A report by the Halifax has cast a very interesting light on the UK housing market suggesting that total UK housing stock is now worth around £6 trillion. This represents a jump from just over £4 trillion in 2007 to a figure of just over £6 trillion in 2017. When you bear in mind the economic backdrop over the last decade this is a significant increase in value. So, how do valuations vary across the UK?
London and the south-east
It will come as no surprise to learn that the largest price increases have emerged in London and the south-east of England. Over the last decade London property has increased in value from £718 billion up to £1.33 trillion with the south-east rising from £732 billion to £1.08 trillion. These are phenomenal figures by any stretch of the imagination and despite the doom and gloom surrounding the UK housing market it seems that housing valuations are still in a long-term uptrend.

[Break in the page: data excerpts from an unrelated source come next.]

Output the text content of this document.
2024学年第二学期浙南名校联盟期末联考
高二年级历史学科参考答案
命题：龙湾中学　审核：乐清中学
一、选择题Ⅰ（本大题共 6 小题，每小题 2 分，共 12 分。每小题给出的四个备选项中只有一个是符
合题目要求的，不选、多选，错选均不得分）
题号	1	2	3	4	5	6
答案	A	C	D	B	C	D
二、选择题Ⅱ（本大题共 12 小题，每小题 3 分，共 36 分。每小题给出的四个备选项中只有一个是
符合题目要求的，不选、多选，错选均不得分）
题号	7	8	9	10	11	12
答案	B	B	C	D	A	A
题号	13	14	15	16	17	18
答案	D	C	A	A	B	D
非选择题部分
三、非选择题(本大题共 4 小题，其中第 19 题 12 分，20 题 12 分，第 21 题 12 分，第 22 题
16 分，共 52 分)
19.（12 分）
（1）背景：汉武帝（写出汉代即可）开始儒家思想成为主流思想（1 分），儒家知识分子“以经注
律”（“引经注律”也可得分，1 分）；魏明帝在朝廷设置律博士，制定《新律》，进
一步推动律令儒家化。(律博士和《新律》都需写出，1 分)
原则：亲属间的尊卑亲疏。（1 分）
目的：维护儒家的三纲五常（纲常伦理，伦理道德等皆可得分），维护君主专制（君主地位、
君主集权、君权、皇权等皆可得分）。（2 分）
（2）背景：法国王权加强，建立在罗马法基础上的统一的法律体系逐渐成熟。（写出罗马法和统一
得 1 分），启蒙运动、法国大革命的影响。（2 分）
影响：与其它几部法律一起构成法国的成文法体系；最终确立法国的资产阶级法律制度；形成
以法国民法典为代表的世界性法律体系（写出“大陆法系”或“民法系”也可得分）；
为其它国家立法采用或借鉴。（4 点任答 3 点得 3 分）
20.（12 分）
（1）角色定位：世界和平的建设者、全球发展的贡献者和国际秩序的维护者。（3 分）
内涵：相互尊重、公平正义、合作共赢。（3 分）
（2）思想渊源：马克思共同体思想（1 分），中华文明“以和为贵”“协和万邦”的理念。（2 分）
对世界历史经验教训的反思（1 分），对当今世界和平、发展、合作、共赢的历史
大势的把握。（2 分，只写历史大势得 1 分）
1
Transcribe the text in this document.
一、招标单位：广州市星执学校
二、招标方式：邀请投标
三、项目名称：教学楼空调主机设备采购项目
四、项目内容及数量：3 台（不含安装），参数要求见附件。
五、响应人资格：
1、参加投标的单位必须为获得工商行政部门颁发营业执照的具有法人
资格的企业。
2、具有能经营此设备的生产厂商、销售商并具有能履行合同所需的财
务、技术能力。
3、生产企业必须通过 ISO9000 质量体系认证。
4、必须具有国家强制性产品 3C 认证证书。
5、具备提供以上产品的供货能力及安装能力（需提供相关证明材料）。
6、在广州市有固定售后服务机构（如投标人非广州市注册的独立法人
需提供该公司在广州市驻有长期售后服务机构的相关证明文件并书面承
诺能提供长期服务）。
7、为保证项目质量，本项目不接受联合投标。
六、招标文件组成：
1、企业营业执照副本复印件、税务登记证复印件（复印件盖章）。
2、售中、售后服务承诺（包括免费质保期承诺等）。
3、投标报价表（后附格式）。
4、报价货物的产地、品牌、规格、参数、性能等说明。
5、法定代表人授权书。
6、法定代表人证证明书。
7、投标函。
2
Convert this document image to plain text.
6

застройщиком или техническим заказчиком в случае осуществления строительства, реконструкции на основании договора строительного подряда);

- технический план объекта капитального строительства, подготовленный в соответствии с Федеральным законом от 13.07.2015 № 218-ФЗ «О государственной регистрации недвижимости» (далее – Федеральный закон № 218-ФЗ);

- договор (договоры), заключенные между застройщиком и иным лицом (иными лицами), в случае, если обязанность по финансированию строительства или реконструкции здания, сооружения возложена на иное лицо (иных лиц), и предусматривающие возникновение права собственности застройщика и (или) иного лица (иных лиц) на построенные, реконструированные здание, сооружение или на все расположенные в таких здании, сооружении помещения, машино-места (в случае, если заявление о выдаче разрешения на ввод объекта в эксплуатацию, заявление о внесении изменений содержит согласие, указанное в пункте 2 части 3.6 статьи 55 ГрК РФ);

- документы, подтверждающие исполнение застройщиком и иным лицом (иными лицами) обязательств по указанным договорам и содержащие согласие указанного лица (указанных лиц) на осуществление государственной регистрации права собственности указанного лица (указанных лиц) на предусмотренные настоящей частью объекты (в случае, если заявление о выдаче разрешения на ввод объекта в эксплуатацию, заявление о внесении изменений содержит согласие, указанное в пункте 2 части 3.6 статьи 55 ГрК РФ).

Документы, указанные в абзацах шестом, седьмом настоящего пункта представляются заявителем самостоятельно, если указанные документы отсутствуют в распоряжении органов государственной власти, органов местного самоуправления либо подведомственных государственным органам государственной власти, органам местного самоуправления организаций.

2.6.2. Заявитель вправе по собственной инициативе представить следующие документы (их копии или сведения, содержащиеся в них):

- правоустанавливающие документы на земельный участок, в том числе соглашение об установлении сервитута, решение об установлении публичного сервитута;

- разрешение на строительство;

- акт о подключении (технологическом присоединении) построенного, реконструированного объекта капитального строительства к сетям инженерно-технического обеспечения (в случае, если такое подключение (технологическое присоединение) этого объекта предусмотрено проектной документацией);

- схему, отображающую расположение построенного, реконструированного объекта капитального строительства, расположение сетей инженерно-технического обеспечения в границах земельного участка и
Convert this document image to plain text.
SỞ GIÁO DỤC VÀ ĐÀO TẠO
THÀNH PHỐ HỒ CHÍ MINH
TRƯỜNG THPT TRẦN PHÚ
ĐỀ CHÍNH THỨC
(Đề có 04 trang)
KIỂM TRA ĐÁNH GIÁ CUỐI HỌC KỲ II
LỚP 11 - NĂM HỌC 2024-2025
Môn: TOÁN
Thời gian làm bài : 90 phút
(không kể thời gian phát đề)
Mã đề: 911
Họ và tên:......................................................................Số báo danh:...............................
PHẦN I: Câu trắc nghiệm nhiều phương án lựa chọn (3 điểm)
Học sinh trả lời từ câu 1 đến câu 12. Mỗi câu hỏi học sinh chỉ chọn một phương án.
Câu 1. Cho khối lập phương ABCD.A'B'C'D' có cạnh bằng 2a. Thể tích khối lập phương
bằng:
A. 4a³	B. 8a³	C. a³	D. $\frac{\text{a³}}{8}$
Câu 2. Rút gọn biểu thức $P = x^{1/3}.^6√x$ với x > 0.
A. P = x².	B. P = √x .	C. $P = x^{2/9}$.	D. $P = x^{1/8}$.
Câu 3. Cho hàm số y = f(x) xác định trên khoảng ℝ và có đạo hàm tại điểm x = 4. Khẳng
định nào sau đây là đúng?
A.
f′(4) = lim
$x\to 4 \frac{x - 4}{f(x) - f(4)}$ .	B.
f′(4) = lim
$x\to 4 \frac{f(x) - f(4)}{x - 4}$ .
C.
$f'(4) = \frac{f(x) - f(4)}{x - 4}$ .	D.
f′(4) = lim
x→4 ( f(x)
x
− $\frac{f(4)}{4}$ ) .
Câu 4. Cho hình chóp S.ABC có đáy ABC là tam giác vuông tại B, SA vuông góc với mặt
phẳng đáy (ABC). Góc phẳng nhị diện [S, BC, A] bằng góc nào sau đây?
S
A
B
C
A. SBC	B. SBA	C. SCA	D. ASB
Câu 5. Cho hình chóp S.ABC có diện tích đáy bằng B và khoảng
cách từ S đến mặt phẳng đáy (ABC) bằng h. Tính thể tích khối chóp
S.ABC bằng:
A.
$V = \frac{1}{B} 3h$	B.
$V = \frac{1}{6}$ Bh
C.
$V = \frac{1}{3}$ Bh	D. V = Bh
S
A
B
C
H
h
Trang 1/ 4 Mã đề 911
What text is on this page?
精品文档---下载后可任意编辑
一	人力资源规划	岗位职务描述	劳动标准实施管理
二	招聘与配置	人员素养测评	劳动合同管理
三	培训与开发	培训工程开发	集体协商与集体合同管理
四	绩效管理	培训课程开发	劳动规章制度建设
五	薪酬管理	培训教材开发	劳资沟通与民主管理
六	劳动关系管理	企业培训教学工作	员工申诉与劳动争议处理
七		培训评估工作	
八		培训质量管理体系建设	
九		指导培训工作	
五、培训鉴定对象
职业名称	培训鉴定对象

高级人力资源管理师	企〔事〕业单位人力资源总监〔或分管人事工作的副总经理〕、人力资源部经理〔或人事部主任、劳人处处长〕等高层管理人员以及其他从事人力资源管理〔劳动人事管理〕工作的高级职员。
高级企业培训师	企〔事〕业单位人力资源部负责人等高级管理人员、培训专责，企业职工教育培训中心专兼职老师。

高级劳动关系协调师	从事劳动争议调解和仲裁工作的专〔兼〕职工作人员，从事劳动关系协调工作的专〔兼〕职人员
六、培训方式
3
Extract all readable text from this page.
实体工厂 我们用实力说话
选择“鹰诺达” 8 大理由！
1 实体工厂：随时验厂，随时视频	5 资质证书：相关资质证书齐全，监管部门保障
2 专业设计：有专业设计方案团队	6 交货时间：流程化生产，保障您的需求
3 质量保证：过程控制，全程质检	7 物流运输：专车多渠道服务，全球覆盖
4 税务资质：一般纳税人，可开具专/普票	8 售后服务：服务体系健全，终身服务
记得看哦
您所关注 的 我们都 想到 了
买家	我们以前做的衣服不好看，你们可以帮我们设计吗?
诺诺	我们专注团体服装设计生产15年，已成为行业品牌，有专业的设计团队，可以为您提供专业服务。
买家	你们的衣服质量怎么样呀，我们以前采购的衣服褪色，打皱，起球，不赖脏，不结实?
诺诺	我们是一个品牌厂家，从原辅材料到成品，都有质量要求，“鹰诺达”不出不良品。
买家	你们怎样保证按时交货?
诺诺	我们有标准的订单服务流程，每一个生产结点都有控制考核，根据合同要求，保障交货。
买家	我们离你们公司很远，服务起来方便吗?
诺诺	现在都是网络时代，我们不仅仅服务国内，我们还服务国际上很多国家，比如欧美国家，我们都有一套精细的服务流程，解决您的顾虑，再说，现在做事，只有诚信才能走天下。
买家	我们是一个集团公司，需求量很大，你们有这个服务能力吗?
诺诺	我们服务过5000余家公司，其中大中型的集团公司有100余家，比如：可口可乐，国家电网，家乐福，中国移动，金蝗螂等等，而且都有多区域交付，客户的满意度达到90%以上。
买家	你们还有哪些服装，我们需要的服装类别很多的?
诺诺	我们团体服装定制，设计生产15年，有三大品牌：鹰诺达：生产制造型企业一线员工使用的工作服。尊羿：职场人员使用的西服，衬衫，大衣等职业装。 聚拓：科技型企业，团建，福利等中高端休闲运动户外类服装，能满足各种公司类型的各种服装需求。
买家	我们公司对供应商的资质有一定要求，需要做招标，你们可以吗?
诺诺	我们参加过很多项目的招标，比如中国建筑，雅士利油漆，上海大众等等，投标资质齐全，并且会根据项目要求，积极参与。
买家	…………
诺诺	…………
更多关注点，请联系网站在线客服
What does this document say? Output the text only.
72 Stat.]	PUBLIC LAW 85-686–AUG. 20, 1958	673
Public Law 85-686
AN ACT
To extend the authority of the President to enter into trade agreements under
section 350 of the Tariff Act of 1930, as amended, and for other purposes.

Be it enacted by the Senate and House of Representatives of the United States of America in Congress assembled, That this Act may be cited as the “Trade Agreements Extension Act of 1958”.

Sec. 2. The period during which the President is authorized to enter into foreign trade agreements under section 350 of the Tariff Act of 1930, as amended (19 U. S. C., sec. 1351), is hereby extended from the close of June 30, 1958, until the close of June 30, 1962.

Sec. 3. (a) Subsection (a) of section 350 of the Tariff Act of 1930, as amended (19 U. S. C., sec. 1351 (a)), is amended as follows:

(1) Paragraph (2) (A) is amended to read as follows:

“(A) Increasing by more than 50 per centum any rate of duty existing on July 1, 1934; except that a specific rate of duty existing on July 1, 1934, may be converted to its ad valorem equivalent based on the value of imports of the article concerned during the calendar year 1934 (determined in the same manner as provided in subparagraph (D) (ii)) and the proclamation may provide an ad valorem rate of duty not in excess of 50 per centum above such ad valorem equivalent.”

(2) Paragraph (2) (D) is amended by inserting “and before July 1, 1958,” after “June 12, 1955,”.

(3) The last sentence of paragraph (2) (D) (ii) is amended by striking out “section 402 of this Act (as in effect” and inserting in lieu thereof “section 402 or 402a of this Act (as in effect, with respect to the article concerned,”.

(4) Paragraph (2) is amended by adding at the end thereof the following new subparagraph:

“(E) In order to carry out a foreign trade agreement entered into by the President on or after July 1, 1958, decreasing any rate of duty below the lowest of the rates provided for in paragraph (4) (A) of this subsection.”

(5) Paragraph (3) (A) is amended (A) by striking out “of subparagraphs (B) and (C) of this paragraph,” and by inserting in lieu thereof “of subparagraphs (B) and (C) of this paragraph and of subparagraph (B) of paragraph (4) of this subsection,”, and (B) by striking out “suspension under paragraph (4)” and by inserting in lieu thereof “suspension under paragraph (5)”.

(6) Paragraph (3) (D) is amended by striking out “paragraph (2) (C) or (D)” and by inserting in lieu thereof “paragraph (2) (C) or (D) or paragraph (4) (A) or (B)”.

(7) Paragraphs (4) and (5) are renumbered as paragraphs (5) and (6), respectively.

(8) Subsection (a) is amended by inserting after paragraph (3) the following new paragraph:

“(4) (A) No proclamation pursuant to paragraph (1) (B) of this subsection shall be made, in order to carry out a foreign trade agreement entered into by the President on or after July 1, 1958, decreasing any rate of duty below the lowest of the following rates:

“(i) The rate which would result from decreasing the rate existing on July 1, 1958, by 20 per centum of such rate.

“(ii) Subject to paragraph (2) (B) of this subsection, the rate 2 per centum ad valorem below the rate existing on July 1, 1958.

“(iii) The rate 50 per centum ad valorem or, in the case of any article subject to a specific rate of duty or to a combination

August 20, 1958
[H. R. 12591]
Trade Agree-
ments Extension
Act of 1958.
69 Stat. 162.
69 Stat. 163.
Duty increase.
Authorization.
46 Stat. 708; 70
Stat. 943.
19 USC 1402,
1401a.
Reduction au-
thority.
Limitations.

If we put this into context, the value of homes in London is now worth more than the combined value of homes in Scotland, Wales and the North of England. At a time when wage inflation has been to all intents and purposes non-existent the increase in the value of homes is even more astounding.
Housing statistics
Over the last decade the only area of the UK to register a fall in property values is Northern Ireland where they fell from £121 billion in 2007 down to £92 billion in 2017. It would surprise nobody to learn that 68% of private property wealth is now situated in the south of England an increase from 62% in 2007. The owner occupier figures are also very interesting, showing an average of 63% for the whole of the UK but just 48% for London. It was seen that concerns about property investment as opposed to own occupier investment in London is well-founded.
The split of wealth between various age groups is more diverse today than ever before. The report by Halifax shows that a staggering 63.3% of net UK property wealth is held by those aged over 55. When you consider that just 3.3% of net UK property wealth is held by those under 35 years of age, the picture becomes very clear. However, when looking at “net” property wealth it is fair to say that the vast majority of those in the over 55’s bracket will have repaid most, if not all, of their original mortgage.
Net equity in housing
As we have mentioned on numerous occasions, to all intents and purposes London and to a lesser extent the south-east of England should be viewed as separate property markets from the rest of the UK. Such is the divergences in performance against the rest of the UK that in some ways comparisons are relevant and misleading. This is perfectly demonstrated by home owner property net worth which is £134,273 in the North West of England but a staggering £360,193 in London.
We all knew there was a significant gap between London/south-east of England and the rest of the UK, but to this extent?